Александр Поджио встретил Рылеева в декабре 1824 года у полковника Митькова. «Между прочими был здесь и Рылеев, — говорит он. — Я в нем видел человека, исполненного решимости. Здесь он говорил о намерении его писать какой-то катехизис свободного человека… и о мерах действовать на ум народа, как-то: сочинением песен».

Что касается «катехизиса свободного человека», то здесь имеется в виду сочинение, порученное Рылееву Думой (Оболенским и Никитой Муравьевым), нечто вроде разъяснения, комментариев к «Правилам» общества. Оболенский видел наброски — это были вопросы и ответы, писанные «самым простым наречием» и обращенные к «простому классу людей». Сочинение это Рылеев, очевидно, уничтожил вместе с другими документами в вечер после декабрьского восстания.

На одном из декабрьских собраний — в 1824 году — Рылеев был избран в Думу. Он заместил уехавшего в Киев Трубецкого.

Не будучи от природы оратором, Рылеев считал своим долгом вести неустанную пропаганду. «Рылеев был не красноречив, — пишет Николай Бестужев, — и овладевал другими не тонкостями риторики или силою силлогизма, но жаром простого и иногда несвязного разговора, который в отрывистых выражениях изображал всю силу мысли, всегда прекрасной, всегда правдивой, всегда привлекательной. Всего красноречивее было его лицо, на котором являлось прежде слов все то, что он хотел выразить, точно как говаривал Мур о Байроне, что он похож на гипсовую вазу, снаружи которой нет никаких украшений, но как скоро в ней загорится огонь, то изображения, изваянные внутри хитрою рукою художника, обнаруживаются сами собой. Истина всегда красноречива, и Рылеев, со любимец, окруженный ее обаянием и ею вдохновленный, часто убеждал в таких предположениях, которых ни он детским лепетанием своим не мог еще объяснить, ни других довольно вразумить, но он провидел их и заставлял провидеть других».

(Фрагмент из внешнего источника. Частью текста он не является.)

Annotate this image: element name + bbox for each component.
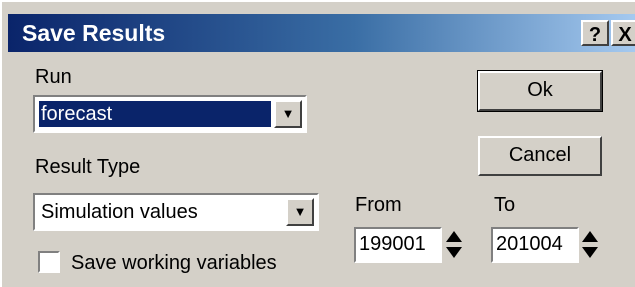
from-label: From [355,194,402,216]
to-label: To [494,194,516,216]
result-type-dropdown[interactable]: Simulation values ▼ [33,193,319,231]
run-label: Run [35,66,72,88]
spin-updown-icon[interactable] [445,227,463,263]
chevron-down-icon[interactable]: ▼ [286,198,314,226]
spin-down-icon[interactable] [582,247,598,258]
run-dropdown[interactable]: forecast ▼ [33,95,307,133]
save-working-variables-checkbox[interactable] [38,251,60,273]
title-bar: Save Results ? X [8,14,635,52]
ok-button[interactable]: Ok [477,70,603,112]
spin-down-icon[interactable] [446,247,462,258]
cancel-button[interactable]: Cancel [478,136,602,176]
help-button[interactable]: ? [581,20,609,46]
result-type-label: Result Type [35,156,141,178]
save-working-variables-label: Save working variables [71,252,277,274]
close-button[interactable]: X [611,20,635,46]
from-field[interactable]: 199001 [354,227,442,263]
run-selected-value: forecast [39,101,271,127]
dialog-title: Save Results [22,20,166,46]
spin-up-icon[interactable] [582,231,598,242]
result-type-selected-value: Simulation values [41,201,198,223]
spin-updown-icon[interactable] [581,227,599,263]
spin-up-icon[interactable] [446,231,462,242]
to-field[interactable]: 201004 [491,227,579,263]
save-results-dialog: Save Results ? X Run forecast ▼ Result T… [0,0,635,287]
chevron-down-icon[interactable]: ▼ [274,100,302,128]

В Рылееве жило как бы врожденное стремление действовать на благо России. Он присматривался к жизни, прислушивался к толкам, вдумывался в теории, — вперед его влекло и придавало ему неотразимое обаяние вожака некое гражданское вдохновение, которое у него сродни поэтическому. Благодаря этому вдохновению он угадывал людей, годных для принятия в тайное общество, — и редко ошибался. Отсюда его неуклюжее, но столь убедительное красноречие. Гражданское вдохновение — вот откуда красота, которая присуща декабризму и декабристам и которую, как поэзию, не объяснишь до конца.

ЧАСТЬ ЧЕТВЕРТАЯ

1

Надворный судья Иван Иванович Пущин в середине декабря 1824 года отправился в двадцативосьмидневный рождественский отпуск. Рождественские и новогодние праздники он провел у своего отца-сенатора, у директора Царскосельского лицея Энгельгардта, с которым у него была дружба, и у Рылеева, где виделся с Бестужевыми, и, вероятно, с польскими ссыльными — поэтом Мицкевичем и его друзьями Ежовским и Малевским. Пущин готовится к поездке в Михайловское, к Пушкину. Выехал он из Петербурга в Псков 6 января 1825 года.

Чего бы, кажется, «готовиться»? Лучший друг, поэт, в ссылке, в одиночестве, — отпуска уж вторая неделя идет к концу: мчись, спеши, не теряя ни часа… Конечно, Пущин и не хотел медлить. Но это была не просто дружеская поездка.

Немало часов провел он в спорах с Рылеевым о Пушкине. Вопрос стоял самый насущный и самый сложный, — как привлечь Пушкина к делу декабристов? Пушкин всегда был близок к декабристской среде — в Петербурге перед ссылкой (Пущин, Николай Тургенев, Никита Муравьев…), на юге (Вл. Раевский, Пестель, Мих. Орлов…). Предупредив в Кишиневе Раевского об аресте, Пушкин спас от провала все Южное общество, так как Раевский успел уничтожить бумаги. Пушкин не только мечтал вступить в тайное общество — он рвался туда, искал случая и обижался, оскорблялся, видя, что ему как бы не доверяют… Однако — он уже действовал как декабрист — его «ноэли» и сатиры, его ода «Вольность» и другие свободолюбивые стихи ходили в списках по России и будили в людях гражданский дух — сами декабристы воспитывались на них.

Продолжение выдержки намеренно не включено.